AL. In Anna and Daniel’s case it is obvious: there certainly is a symbolic image inventory which takes shape in relation to the place where Chili Moon Town is, namely Mexico City, and this outside reference interacts with the shapes that come from Daniel and Anna’s personal symbolic image inventory. Even though it isn’t possible, even this could be nice, to look inside the city, which deliberately remains a secret and can only be seen on location, because somehow that very secret and hidden symbolic image is this work’s hidden thread, which triggers a phenomenon of visual sharing. Therefore, I believe that the symbolic image at play here would be one, rather obviously, related to half-cast, openness, with a strong sense for sharing and a need to meet, a willpower to overcome a whole lot of both social and symbolic fractures and disproportions.
Going back to a more general theme, namely to our Chili Moon Town and world on the whole?
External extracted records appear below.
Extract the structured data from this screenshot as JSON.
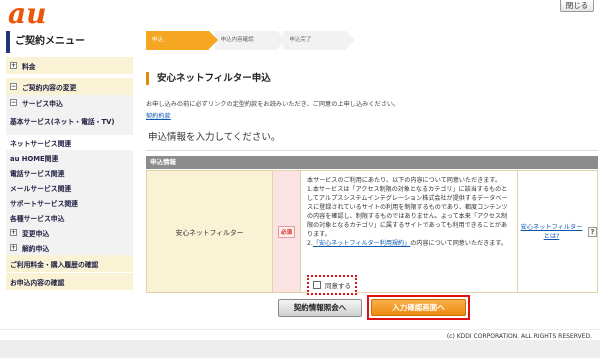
{
  "header": {
    "logo_text": "au",
    "brand_color": "#eb5505",
    "close_label": "閉じる"
  },
  "sidebar": {
    "title": "ご契約メニュー",
    "items": [
      {
        "label": "料金",
        "icon": "plus-square-icon"
      },
      {
        "label": "ご契約内容の変更",
        "icon": "minus-square-icon"
      },
      {
        "label": "サービス申込",
        "icon": "minus-square-icon"
      },
      {
        "label": "基本サービス(ネット・電話・TV)"
      },
      {
        "label": "ネットサービス関連"
      },
      {
        "label": "au HOME関連"
      },
      {
        "label": "電話サービス関連"
      },
      {
        "label": "メールサービス関連"
      },
      {
        "label": "サポートサービス関連"
      },
      {
        "label": "各種サービス申込"
      },
      {
        "label": "変更申込",
        "icon": "plus-square-icon"
      },
      {
        "label": "解約申込",
        "icon": "plus-square-icon"
      },
      {
        "label": "ご利用料金・購入履歴の確認"
      },
      {
        "label": "お申込内容の確認"
      }
    ]
  },
  "steps": [
    "申込",
    "申込内容確認",
    "申込完了"
  ],
  "main": {
    "title": "安心ネットフィルター申込",
    "intro": "お申し込みの前に必ずリンクの定型約款をお読みいただき、ご同意の上申し込みください。",
    "terms_link": "契約約款",
    "sub_heading": "申込情報を入力してください。",
    "section_label": "申込情報"
  },
  "form": {
    "row_label": "安心ネットフィルター",
    "required_badge": "必須",
    "body_intro": "本サービスのご利用にあたり、以下の内容について同意いただきます。",
    "item1": "1.本サービスは「アクセス制限の対象となるカテゴリ」に該当するものとしてアルプスシステムインテグレーション株式会社が提供するデータベースに登録されているサイトの利用を制限するものであり、都度コンテンツの内容を確認し、制限するものではありません。よって本来「アクセス制限の対象となるカテゴリ」に属するサイトであっても利用できることがあります。",
    "item2_prefix": "2.",
    "item2_link": "「安心ネットフィルター利用規約」",
    "item2_suffix": "の内容について同意いただきます。",
    "agree_label": "同意する",
    "help_link": "安心ネットフィルターとは?",
    "help_icon": "?"
  },
  "buttons": {
    "back": "契約情報照会へ",
    "next": "入力確認画面へ"
  },
  "footer": {
    "copyright": "(c) KDDI CORPORATION. ALL RIGHTS RESERVED."
  }
}
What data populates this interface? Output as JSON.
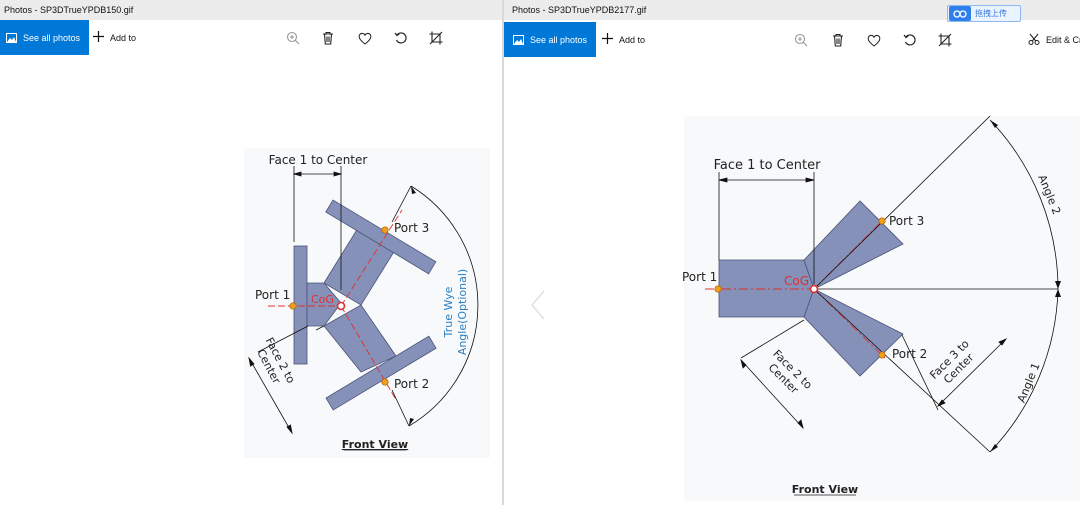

AL. If you ask me what relation links art and symbolic image inventory, I can say that it is a relation which will always exist. Some artists work on that thread and dimension, likewise others deal with topics strictly related to the state of the art, the structures (and that personally I’m less interested in, yet which I observe with interest… but this is related to my training and background). However, the relationship between symbolic image and reality is always a fertile relationship, and it is always very interesting to investigate it and cast a light on it, because it is this very relationship to set the way people live and behave in a city.